Two weeks after the death of President Hugo Chavez from cancer, Venezuela’s interim chief and Chavista presidential candidate Nicolas Maduro is increasingly resorting to wild, paranoid, anti-American outbursts in an effort to convince Venezuelans he has the machismo needed to fill El Commandante’s boots.
Following initial claims that the U.S. or others had killed Chavez, Maduro followed up on March 13 by saying he intends to form a scientific commission to review the facts of the 58-year-old leader’s death. “We have the intuition that our commander Chavez was poisoned by dark forces that wanted him out of the way,” Maduro told an audience on March 12. Such a commission, however, will have to collect its evidence from a corpse that was inadequately preserved and may be too decomposed for the embalming Maduro had initially promised.

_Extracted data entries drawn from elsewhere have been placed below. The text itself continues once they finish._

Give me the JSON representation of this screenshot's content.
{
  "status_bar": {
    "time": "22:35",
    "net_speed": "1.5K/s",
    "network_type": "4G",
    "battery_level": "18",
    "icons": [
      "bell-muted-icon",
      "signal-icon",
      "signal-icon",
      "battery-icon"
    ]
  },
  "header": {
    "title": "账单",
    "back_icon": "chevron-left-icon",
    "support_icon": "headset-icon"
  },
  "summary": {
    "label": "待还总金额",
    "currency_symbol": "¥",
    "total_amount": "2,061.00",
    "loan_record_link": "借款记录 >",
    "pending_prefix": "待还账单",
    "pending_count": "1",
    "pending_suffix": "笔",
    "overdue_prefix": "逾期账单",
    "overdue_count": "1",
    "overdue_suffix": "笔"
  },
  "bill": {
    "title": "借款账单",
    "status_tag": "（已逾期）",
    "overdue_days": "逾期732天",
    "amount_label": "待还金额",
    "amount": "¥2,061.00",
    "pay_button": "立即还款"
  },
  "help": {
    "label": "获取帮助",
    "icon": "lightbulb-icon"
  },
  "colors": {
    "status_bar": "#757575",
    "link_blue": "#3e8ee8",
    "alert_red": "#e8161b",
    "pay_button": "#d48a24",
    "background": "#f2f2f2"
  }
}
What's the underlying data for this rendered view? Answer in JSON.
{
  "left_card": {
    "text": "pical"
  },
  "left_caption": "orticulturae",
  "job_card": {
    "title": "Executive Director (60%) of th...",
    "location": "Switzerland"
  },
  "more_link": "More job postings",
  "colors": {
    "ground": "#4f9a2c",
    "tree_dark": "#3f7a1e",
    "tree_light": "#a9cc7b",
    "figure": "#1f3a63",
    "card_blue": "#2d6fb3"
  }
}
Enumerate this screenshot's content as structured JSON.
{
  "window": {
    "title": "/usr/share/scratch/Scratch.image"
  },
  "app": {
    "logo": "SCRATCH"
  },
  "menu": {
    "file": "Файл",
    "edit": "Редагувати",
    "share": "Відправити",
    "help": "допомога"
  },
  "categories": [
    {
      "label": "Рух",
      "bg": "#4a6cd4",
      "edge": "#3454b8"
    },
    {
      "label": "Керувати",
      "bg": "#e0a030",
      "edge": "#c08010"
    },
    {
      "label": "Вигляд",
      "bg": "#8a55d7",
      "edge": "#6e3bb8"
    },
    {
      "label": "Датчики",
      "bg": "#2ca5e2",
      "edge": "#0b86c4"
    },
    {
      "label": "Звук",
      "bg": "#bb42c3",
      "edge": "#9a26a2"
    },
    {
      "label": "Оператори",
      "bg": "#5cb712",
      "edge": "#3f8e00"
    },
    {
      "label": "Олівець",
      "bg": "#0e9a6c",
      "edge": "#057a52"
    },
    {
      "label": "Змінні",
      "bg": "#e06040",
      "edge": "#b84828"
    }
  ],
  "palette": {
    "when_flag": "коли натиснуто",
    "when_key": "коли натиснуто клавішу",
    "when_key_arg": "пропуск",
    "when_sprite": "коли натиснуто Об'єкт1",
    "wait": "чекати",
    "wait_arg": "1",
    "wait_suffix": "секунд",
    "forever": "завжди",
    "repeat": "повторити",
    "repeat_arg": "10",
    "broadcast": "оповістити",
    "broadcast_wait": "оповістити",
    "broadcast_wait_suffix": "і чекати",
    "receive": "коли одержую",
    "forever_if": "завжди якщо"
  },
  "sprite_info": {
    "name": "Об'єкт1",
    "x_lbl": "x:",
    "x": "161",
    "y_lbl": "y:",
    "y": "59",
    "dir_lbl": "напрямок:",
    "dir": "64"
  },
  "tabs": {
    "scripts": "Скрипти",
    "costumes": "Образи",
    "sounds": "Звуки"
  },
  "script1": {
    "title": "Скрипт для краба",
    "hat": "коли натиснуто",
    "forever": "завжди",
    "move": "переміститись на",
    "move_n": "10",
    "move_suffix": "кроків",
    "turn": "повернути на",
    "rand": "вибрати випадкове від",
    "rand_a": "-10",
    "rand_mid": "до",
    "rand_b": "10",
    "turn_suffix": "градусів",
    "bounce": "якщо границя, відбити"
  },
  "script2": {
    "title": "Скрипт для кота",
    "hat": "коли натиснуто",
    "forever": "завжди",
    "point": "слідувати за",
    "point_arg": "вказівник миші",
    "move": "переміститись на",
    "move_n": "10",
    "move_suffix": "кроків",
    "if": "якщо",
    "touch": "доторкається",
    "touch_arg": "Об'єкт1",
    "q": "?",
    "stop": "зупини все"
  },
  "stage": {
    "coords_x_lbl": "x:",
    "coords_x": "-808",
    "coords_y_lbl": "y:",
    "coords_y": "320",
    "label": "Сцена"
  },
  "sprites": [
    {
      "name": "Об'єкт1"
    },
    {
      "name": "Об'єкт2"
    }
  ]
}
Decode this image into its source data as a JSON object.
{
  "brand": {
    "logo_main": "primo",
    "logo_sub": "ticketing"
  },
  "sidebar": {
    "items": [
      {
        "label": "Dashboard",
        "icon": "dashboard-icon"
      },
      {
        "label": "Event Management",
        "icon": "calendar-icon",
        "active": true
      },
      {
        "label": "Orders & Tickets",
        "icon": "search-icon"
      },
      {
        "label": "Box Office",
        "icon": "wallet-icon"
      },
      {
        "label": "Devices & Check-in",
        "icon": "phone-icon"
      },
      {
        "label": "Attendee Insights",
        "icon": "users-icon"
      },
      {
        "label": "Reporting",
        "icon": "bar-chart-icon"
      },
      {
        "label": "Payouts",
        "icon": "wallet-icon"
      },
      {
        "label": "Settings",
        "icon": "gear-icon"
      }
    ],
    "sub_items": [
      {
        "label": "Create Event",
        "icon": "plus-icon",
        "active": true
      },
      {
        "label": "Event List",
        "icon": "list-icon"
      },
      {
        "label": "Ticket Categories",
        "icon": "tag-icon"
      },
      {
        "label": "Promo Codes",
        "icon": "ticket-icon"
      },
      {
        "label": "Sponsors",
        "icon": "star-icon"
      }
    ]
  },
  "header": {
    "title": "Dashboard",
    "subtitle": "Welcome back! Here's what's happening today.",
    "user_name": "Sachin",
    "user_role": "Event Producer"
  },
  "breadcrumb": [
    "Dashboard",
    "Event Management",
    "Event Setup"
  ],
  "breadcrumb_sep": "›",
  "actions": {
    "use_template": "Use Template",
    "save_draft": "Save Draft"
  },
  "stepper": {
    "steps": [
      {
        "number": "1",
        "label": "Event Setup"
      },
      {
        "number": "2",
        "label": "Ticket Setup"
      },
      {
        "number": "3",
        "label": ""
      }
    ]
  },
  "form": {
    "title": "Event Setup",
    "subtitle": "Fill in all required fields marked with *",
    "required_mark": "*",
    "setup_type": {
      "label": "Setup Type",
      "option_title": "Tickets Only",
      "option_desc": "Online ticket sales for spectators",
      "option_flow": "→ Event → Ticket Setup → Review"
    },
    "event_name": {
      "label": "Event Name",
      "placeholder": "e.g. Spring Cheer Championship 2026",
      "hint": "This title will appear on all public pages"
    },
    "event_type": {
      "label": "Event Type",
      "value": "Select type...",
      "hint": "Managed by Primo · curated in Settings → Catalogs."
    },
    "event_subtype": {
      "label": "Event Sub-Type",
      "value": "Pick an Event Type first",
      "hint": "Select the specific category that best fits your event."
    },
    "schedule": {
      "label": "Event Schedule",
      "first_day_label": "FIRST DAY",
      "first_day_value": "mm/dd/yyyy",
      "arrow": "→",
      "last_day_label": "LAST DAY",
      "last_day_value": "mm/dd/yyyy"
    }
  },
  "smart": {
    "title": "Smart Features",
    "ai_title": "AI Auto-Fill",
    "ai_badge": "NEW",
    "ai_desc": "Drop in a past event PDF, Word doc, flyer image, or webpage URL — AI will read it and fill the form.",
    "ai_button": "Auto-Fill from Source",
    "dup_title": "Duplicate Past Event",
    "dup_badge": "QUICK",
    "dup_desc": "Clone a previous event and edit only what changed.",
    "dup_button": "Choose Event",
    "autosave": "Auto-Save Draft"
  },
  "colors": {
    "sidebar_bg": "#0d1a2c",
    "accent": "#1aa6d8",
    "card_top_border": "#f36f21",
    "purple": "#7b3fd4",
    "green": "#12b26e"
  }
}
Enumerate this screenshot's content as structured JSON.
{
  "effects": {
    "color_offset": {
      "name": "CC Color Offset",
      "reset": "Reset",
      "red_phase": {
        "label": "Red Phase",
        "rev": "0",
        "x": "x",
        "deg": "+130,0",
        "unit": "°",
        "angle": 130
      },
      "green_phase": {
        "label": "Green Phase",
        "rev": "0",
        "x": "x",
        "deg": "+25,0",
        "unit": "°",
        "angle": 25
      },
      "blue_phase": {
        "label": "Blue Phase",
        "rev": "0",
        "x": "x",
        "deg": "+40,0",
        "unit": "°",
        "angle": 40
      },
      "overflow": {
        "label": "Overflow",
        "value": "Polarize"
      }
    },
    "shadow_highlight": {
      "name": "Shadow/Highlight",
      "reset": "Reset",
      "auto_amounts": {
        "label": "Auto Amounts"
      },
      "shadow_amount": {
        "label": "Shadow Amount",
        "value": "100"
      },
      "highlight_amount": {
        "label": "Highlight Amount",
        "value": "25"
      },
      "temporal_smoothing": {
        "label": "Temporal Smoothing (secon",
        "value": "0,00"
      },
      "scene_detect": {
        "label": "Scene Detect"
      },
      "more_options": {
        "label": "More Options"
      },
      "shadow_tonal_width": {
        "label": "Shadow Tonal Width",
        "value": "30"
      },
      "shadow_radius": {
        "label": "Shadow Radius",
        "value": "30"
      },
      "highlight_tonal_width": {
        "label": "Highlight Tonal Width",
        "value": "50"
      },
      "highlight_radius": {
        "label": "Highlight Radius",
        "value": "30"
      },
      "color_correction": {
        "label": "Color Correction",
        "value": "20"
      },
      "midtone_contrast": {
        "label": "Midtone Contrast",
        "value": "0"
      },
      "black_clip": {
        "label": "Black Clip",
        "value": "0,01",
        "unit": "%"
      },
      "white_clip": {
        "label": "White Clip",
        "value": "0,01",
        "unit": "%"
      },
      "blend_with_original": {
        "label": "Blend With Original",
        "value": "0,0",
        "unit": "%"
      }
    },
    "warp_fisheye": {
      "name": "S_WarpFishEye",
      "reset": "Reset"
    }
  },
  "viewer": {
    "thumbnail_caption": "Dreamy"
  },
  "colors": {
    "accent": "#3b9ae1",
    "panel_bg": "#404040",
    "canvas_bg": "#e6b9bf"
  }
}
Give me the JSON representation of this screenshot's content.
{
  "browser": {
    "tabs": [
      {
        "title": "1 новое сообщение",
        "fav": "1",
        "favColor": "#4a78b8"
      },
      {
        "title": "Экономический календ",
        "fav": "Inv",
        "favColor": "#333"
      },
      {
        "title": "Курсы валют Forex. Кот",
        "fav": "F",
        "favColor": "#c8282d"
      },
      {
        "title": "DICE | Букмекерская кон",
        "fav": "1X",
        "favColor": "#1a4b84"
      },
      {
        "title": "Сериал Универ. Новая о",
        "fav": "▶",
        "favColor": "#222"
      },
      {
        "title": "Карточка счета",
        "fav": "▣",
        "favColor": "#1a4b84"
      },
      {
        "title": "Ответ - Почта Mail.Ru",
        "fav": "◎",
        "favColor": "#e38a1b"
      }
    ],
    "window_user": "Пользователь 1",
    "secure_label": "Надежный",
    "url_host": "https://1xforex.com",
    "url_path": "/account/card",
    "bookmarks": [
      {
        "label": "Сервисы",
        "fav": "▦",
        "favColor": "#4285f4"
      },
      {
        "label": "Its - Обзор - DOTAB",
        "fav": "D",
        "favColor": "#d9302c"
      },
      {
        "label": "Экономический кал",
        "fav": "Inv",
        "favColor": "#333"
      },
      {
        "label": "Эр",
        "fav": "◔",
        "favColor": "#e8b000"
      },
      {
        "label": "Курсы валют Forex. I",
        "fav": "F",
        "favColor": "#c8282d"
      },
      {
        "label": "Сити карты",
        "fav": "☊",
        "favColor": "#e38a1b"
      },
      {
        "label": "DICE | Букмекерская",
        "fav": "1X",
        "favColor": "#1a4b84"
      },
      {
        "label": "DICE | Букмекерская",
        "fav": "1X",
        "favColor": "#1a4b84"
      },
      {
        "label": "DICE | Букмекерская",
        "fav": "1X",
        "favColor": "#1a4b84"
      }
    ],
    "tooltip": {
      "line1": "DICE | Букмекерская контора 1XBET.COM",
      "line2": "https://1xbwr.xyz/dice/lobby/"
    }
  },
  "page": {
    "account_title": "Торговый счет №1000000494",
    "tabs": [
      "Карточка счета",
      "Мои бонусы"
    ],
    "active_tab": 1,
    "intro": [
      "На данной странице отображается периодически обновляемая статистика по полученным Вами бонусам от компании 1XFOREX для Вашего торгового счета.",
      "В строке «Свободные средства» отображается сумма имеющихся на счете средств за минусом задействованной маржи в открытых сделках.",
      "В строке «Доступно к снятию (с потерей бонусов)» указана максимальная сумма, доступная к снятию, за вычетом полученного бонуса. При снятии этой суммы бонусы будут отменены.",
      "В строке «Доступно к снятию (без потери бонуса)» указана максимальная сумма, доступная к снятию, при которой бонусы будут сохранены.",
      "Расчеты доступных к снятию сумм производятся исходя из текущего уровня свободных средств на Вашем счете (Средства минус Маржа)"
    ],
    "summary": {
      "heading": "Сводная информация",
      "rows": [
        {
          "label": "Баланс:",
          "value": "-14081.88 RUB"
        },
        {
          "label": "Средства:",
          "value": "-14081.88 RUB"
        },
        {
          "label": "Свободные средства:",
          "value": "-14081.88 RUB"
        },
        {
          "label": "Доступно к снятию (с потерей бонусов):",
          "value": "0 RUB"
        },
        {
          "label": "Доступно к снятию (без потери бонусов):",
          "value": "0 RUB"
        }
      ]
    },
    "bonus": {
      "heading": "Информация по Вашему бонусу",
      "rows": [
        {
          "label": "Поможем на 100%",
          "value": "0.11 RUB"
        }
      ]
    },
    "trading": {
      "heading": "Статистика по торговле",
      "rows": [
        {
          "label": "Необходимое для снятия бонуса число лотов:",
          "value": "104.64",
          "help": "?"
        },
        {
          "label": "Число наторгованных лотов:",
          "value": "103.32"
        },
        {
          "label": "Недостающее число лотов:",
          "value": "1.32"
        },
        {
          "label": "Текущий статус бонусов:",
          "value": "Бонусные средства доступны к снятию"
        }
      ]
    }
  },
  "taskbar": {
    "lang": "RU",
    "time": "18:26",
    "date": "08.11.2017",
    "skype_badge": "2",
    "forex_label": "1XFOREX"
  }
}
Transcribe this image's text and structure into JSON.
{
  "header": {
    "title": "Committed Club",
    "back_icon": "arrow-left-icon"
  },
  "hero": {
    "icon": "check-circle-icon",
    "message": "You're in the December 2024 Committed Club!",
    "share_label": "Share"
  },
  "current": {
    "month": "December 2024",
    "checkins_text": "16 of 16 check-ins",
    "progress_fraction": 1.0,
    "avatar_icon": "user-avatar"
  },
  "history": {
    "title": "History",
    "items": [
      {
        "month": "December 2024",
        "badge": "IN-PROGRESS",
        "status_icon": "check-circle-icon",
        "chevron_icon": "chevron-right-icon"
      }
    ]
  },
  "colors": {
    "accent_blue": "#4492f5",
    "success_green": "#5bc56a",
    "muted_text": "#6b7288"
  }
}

The war of words between Maduro and opposition presidential candidate Henrique Capriles also continues to heat up. Maduro and company want to undercut Capriles by making Venezuelans believe that Capriles enjoys official backing from the U.S. Such attacks will only worsen in advance of the April 14 presidential elections.
On March 17, Maduro went further, saying that the U.S. is now preparing a desperate plot to kill Capriles. “I call on President Obama—Roger Noriega, Otto Reich [both conservative, former State Department officials], officials at the Pentagon and at the CIA are behind a plan to assassinate the right-wing presidential candidate to create chaos.”
Attacks on the U.S. are integral to the strategy of Maduro and the inner Chavista circle. Their current course aims to inflame the nationalistic militancy of Chavez’s followers. It is a calculated effort to distract Venezuelan voters from grave violations of the constitutional order and stark domestic challenges—inflation, fiscal deficits, devaluations, crime, and increasing food shortages—that have worsened since Maduro took de facto control of the government in early December 2012.
Governability and stability in Venezuela before and after the elections could become a major challenge. The Miami Herald’s veteran Venezuela watcher Andres Oppenheimer suggests that the April 14 elections will be neither fair nor genuinely free.
Maduro’s wild accusations also lower expectations for swift improvement in relations with the U.S. The limited leverage that the U.S. still poses over Venezuela resides in its commercial, financial, and energy links and in the frayed democratic consensus in the inter-American community. Like it or not, the Obama Administration finds itself drawn into Venezuela’s growing crisis of governability caused by the increasingly irresponsible behavior of Chavez knock-offs like Maduro.